Gold was little changed below a two-week high as investors weighed signs of more physical buying against the dollar’s advance.
Rising imports of gold in India is a positive sign and overall purchases of the metal will help support prices through November, Barclays Plc wrote in a report today. Trading today on the Shanghai Gold Exchange’s benchmark bullion spot contract was the highest since April 2013.
The Bloomberg Dollar Spot Index traded near a five-year high after a report showed Japan’s economy unexpectedly sank into a recession. Bearish wagers on gold futures and options by hedge funds are near a record, according to U.S. government data.

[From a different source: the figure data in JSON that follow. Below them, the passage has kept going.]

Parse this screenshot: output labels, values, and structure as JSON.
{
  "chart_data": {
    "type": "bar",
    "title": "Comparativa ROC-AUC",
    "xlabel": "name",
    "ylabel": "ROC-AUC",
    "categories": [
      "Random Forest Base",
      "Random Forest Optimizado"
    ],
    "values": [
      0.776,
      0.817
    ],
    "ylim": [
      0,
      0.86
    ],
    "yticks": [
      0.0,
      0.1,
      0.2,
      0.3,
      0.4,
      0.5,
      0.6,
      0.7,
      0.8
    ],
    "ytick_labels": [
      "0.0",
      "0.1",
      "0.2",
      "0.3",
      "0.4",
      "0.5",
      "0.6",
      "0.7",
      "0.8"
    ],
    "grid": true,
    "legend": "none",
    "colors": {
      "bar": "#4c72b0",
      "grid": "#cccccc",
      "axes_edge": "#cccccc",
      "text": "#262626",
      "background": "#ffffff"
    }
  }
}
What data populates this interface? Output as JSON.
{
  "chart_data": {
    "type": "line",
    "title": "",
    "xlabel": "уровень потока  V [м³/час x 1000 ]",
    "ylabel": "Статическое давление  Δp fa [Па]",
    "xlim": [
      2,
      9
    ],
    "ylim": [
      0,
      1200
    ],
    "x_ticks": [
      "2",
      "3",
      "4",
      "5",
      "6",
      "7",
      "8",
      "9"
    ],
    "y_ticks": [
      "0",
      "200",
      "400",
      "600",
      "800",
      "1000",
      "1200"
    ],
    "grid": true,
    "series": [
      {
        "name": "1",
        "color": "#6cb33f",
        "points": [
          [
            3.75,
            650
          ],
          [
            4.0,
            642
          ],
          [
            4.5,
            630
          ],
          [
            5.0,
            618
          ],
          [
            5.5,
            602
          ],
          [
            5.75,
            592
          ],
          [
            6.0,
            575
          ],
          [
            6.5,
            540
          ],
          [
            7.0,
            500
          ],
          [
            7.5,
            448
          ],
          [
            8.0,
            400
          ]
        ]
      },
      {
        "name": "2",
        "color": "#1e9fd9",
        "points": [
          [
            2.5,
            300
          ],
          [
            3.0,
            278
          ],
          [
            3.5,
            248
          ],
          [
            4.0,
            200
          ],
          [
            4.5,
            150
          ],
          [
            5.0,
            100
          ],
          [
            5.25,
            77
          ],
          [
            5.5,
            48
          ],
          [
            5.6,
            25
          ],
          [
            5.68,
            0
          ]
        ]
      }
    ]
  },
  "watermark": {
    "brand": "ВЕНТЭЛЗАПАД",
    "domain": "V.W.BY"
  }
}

Bullion is down 1.2 percent this year.
“The market is fundamentally weak,” David Govett, head of precious metals at broker Marex Spectron Group in London, said in a note. “I don’t believe this is the beginning of a sustained up move, but one has to be very careful when the scales are tipped too heavily on one side.”
Gold for December delivery added 0.2 percent to $1,188.40 an ounce by 7:19 a.m. on the Comex in New York. It reached $1,193.60 earlier today, the highest since Oct. 31. Bullion for immediate delivery was little changed at $1,189.30 in London, according to Bloomberg generic pricing.
Futures trading volume was more than double the average for the past 100 days for this time of day, data compiled by Bloomberg show.